Moscow, 7 July: Experts link the growing number of terrorist acts in Dagestan of late to a crisis of power in the republic, social problems and radical extremists' activities.

"A whole number of factors are contributing to the growing number of terrorist acts and attacks on law-enforcers. Above all, there is a total crisis of power in Dagestan, as well as an obvious problem of preserving the power elite and ethnic problems," Aleksey Malashenko, a member of the science council of the Moscow Carnegie Centre, told Interfax on Thursday (7 July).

"The head of the State Council of Dagestan is a Dargin, the chairman of government is a Kumyk and the head of parliament is an Avar.
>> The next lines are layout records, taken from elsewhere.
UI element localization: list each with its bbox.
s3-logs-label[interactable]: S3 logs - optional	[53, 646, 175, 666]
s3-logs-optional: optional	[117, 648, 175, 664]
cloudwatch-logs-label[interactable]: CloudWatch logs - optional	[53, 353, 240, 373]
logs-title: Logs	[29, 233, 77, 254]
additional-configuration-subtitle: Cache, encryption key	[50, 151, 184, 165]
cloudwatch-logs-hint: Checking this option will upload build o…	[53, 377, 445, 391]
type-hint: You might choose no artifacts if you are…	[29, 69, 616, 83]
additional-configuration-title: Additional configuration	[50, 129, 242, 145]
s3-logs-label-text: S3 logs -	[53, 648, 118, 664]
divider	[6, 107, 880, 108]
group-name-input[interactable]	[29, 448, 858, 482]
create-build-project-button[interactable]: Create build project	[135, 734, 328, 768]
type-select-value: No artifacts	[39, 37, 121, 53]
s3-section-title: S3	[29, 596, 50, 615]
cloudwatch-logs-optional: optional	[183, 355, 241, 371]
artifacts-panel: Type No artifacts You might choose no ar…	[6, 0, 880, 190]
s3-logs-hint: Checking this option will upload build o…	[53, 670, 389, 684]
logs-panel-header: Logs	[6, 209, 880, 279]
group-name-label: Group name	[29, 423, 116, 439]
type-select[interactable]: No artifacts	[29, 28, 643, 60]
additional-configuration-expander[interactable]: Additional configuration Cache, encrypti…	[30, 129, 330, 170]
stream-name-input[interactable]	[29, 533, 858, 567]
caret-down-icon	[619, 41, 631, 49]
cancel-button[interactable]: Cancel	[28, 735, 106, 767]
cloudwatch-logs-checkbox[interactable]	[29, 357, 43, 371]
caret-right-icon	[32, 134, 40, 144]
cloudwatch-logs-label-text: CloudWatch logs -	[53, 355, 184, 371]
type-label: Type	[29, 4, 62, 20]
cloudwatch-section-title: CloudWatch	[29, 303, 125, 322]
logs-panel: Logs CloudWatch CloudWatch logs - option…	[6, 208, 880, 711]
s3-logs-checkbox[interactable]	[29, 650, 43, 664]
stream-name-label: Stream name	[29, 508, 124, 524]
There is a view that the Avars believe that the Dargins have been occupying the supreme post in the republic for too long," the political analyst said.

"Also, there is a huge gap between the authorities and society in Dagestan. The republic has terrible unemployment, not to mention corruption," Malashenko said.

Besides, he added, "Islamic opposition is operating in Dagestan, and criminal structures often use Islamic slogans". In his opinion, extremist Islamic groups operating in the republic and proximity to Chechnya are influencing the situation in Dagestan.

"The number of Islamists in Dagestan has gone up. If in the past there were two or three jamaats (Islamic communities), now there are more than 10 of them. Besides, there is a popular view that most of rebels fighting in Chechen mountains are not Chechens but Dagestanis," Malashenko said.

"To change the situation in Dagestan the federal centre should revise its policy in the North Caucasus as a whole. Something has to be changed," he said.

Another expert, the president of the Institute of Geopolitical Information, Valeriy Manilov, believes that the growing number of terrorist acts in Dagestan is a result of outside factors as well as the inefficiency of the local law-enforcement agencies.

"The problem is of a complex nature and, above all, is a result of the inefficient work for quite a long time of the republic's law-enforcement agencies and the absence of a system for finding terrorist links," Manilov, who was first deputy chief of the Russian General Staff until 2001, said.

According to him, increased activities of extremist groups in Dagestan are connected among other things with the success of the special operations against rebel leaders in Chechnya.

"The increasing efficiency of the work of the agencies taking part in the counterterrorist operation in Chechnya, both army and special operations, and elimination of the ringleaders of bandit formations have forced the remaining terrorists to move outside the Chechen Republic," the expert said.

According to him, in order to reduce terrorist activities in Dagestan one should "eliminate the channels of financial and information support that are coming from the outside".

"A radical perestroika has already taken place in the North Caucasus security system, now it needs to be implemented in practice, so the gap between the word and the deed is removed," Manilov said.